Minors receive a majority of their care non-surgically. No medical care is given to minors before puberty. It is sometimes necessary to provide care, such as medication to delay puberty and gender-affirming hormones to induce puberty consistent to gender identity.
It is not true that parents or doctors push children to become transgender. A young person will often have gone through years and years of struggle within their family before they are prescribed care. Finding affirming doctors is difficult — and sometimes, impossible — in many places, and in many other places there are long waiting lists before care is available. Families often cannot afford the care and insurance does not cover it. We have a crisis of systemic discrimination facing our youth — not a crisis of lax facilitation of unnecessary treatment.
Every morning I feel at home in the body. I would give anything to feel more at home within my body. I cannot imagine the pain and agony that I and so others would have gone through if we had access to treatment like puberty blocksers when we were younger.

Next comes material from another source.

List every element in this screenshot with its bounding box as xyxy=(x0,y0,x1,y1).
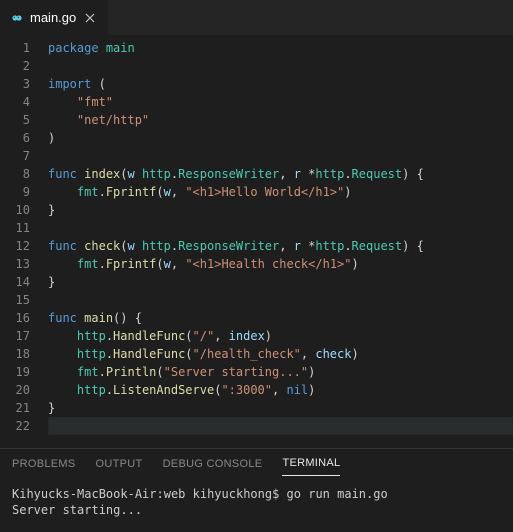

As a litigator against bans on transgender care, I am constantly immersed in claims that transgender people are inherently harmful and that we should stop our youth pursuing miserable futures. Transgender people are not inherently harmful and there is no way to stop them from being who they are. Proponents of banning our care, who mock and debate our existence are trying to ensure we will continue to struggle against a world that hates. They look at our joy and liberation, and it represents something terrifying — the idea that our bodies, our souls, our lives are more nuanced and complex than the binary narratives we have been sold. They can continue trying to take away our rights and our health care, but they will continue to exist, to support one another and to thrive. We all carry the emotional and physical scars of our journeys. But, when we are on the path to self-determination, all those scars are liberating.
Gender-affirming care saved my life, so I will never stop fighting for it.